[Author Prev][Author Next][Thread Prev][Thread Next][Author Index][Thread Index]
[or-cvs] r15347: Aha! It is paretto. Should have tried this first. Just didn' (torflow/branches/gsoc2008/tools/BTAnalysis)
Author: mikeperry
Date: 2008-06-18 03:29:15 -0400 (Wed, 18 Jun 2008)
New Revision: 15347
Modified:
torflow/branches/gsoc2008/tools/BTAnalysis/shufflebt.py
Log:
Aha! It is paretto. Should have tried this first. Just didn't
expect latency to match the bandwidth distribution.
Modified: torflow/branches/gsoc2008/tools/BTAnalysis/shufflebt.py
===================================================================
--- torflow/branches/gsoc2008/tools/BTAnalysis/shufflebt.py 2008-06-18 05:35:19 UTC (rev 15346)

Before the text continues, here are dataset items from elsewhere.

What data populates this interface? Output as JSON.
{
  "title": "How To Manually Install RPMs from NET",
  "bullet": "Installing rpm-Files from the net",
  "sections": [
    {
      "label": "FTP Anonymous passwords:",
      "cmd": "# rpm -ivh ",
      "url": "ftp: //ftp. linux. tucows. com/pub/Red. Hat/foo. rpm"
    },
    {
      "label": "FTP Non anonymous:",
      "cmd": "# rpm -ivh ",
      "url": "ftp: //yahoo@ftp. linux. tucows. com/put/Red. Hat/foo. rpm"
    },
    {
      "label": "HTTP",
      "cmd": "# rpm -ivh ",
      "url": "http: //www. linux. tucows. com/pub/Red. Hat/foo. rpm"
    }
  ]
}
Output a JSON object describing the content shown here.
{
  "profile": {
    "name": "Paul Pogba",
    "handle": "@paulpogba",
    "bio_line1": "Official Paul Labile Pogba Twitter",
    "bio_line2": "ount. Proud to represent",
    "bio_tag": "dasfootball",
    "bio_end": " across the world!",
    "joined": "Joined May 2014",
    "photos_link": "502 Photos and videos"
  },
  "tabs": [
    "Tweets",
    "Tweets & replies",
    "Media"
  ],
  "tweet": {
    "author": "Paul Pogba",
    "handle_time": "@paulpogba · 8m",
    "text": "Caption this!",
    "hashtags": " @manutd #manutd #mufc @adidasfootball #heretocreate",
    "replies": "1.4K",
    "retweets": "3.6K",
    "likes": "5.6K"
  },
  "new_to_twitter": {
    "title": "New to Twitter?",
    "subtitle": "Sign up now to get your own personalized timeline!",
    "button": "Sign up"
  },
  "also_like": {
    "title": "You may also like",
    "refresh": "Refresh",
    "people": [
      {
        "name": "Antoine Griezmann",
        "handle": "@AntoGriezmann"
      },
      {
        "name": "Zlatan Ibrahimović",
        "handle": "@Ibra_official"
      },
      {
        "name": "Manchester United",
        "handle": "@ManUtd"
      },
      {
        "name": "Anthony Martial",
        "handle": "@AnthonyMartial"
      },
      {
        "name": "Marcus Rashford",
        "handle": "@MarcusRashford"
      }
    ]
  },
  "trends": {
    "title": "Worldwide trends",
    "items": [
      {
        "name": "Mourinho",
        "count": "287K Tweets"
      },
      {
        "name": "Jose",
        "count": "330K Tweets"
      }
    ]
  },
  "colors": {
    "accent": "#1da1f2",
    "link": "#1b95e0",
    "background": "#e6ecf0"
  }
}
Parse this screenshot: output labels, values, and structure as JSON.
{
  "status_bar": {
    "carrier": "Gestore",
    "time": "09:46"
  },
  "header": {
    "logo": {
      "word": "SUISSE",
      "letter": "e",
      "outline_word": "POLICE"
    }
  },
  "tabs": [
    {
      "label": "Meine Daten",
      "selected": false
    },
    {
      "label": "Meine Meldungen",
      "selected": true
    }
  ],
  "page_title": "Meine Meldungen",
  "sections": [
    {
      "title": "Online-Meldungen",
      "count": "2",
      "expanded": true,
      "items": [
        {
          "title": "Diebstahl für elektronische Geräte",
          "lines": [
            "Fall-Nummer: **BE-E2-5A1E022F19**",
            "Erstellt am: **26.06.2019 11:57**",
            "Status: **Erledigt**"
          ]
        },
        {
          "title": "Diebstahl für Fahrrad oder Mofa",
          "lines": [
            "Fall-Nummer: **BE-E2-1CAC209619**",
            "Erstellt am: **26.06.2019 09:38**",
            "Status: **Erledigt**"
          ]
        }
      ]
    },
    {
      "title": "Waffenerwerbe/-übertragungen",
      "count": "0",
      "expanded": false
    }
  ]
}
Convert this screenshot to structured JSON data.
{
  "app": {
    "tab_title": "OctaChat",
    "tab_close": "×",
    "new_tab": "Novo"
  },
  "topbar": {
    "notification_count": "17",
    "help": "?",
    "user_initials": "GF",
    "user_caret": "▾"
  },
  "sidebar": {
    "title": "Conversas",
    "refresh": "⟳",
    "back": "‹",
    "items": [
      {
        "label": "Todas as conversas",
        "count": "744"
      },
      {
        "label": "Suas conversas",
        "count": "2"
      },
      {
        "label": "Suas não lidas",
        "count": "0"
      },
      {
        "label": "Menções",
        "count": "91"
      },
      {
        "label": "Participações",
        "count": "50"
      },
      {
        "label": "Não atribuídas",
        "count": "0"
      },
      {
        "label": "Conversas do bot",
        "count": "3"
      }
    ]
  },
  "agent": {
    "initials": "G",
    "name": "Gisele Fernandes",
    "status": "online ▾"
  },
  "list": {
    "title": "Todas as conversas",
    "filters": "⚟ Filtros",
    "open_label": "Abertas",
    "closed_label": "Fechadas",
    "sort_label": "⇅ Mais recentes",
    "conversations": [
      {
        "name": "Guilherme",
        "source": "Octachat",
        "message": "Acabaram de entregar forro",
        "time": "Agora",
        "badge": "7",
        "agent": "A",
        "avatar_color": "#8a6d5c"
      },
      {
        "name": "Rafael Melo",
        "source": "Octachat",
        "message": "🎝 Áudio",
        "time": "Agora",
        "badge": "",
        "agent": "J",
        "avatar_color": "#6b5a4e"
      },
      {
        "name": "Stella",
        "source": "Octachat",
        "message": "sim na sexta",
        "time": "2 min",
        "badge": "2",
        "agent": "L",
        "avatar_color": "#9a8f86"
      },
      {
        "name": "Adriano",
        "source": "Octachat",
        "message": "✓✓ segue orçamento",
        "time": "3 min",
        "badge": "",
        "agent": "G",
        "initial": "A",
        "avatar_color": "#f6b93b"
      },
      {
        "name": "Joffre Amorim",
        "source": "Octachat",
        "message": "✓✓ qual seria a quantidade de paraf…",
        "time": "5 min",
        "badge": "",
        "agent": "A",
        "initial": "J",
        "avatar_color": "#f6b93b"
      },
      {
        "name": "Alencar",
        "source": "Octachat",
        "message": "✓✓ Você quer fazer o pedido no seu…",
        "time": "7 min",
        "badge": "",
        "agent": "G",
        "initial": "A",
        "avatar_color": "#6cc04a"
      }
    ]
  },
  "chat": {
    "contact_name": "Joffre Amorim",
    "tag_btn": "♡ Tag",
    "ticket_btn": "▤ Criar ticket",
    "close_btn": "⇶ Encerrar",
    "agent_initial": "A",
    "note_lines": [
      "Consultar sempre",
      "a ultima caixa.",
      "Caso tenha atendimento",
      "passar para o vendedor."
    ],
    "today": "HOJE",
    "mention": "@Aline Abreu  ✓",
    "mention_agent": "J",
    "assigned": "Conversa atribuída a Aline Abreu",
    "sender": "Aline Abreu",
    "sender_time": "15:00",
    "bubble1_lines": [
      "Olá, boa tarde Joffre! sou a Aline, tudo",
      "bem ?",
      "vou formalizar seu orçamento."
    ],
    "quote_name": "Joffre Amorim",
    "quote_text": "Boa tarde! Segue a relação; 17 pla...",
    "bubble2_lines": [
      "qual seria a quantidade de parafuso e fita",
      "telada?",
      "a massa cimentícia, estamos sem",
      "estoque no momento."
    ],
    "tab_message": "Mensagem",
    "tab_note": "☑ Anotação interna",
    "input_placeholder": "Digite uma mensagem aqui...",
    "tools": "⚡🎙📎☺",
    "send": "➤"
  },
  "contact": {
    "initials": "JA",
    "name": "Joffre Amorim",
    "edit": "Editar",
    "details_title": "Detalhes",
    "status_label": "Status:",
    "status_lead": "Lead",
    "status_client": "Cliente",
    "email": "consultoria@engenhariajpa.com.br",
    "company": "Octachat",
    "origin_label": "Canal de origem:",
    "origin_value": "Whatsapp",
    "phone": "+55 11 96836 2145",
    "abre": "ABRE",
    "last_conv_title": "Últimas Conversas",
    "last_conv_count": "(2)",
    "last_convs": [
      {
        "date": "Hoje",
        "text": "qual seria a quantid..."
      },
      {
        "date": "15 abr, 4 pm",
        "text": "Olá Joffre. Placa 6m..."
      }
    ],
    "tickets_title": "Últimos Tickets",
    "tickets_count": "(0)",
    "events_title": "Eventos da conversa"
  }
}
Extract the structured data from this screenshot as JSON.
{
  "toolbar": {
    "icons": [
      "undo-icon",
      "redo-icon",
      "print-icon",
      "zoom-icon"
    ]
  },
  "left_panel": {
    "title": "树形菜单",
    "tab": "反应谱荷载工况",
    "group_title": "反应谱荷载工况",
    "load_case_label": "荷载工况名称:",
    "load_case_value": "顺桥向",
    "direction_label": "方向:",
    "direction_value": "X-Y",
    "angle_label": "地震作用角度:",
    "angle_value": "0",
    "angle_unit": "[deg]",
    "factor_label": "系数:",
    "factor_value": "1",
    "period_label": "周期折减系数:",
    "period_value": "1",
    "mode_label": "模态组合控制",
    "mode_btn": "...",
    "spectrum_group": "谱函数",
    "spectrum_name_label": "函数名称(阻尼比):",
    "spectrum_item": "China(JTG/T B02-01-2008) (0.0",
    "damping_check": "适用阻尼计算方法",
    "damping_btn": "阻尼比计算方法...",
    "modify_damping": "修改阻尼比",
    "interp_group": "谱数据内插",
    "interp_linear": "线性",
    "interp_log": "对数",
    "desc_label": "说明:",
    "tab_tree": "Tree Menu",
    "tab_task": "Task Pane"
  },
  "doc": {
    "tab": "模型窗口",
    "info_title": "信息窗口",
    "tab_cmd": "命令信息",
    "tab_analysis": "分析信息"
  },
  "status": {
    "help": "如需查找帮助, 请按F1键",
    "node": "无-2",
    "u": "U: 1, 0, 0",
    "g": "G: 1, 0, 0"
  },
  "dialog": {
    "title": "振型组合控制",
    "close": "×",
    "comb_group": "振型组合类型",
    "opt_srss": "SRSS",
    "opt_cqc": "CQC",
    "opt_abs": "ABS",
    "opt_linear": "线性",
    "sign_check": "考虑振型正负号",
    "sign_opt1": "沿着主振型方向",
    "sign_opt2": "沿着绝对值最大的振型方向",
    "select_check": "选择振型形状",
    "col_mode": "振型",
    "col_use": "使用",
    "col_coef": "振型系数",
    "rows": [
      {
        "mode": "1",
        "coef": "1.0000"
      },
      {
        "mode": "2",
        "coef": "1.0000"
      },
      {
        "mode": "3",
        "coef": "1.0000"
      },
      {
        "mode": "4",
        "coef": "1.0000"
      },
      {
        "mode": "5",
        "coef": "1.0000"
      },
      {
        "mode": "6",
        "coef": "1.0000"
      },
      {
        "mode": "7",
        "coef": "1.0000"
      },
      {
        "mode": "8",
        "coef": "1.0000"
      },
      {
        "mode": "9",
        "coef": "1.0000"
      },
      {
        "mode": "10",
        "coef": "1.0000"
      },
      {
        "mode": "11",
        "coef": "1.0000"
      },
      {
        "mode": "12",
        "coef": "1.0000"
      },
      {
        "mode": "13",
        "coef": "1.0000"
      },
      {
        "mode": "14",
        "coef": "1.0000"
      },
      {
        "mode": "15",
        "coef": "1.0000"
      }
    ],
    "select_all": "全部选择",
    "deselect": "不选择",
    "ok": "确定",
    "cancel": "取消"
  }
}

+++ torflow/branches/gsoc2008/tools/BTAnalysis/shufflebt.py 2008-06-18 07:29:15 UTC (rev 15347)
@@ -41,21 +41,17 @@
return values[(len(values) - 1)/2]
else:
return 0.0
- def mode(self):
+
+ def mode(self): # Requires makehistogram runs first
counts = {}
greatest = 0
greatest_val = 0
- for v in self.values:
- if v not in counts.keys():
- counts[v] = 1
- else:
- counts[v] += 1
- if counts[v] > greatest:
+ for v in self.buckets.keys():
+ if self.buckets[v] > greatest:
greatest_val = v
- greatest = counts[v]
+ greatest = self.buckets[v]
return greatest_val
-
def makehistogram(self,res,ncircuits,histname):
res = res /1000.0 # convert ms to s
values = copy.copy(self.values)
@@ -71,19 +67,45 @@
i += 1
count = 0
f = open(histname,'w')
- f.write('#build time <\t#circuits\n')
+ f.write('#build time <\t#circuits\n')
sortedkeys = self.buckets.keys()
sortedkeys.sort()
for b in sortedkeys:
towrite = str(b) + '\t' + str(self.buckets[b]) + '\n'
f.write(towrite)
f.close()
+
+ def paretoK(self, Xm):
+ n = 0
+ log_sum = 0
+ for x in self.values:
+ if x < Xm: continue
+ n += 1
+ log_sum += math.log(x)
+ return n/(log_sum - n*math.log(Xm))
+ # Calculate the mean beyond a mode value
+ def modeMean(self, Xm):
+ n = 0
+ tot = 0
+ for x in self.values:
+ if x < Xm: continue
+ n += 1
+ tot += x
+ return tot/n
+
+ def modeN(self, Xm):
+ n = 0
+ for x in self.values:
+ if x < Xm: continue
+ n += 1
+ return n
+
def maxlikelihood(self,k):
# theta estimator for gamma PDF
# maxlikelihood estimator
# theta = sum(values) / N*k
- return sum(self.values * 10)/(k * len(self.values))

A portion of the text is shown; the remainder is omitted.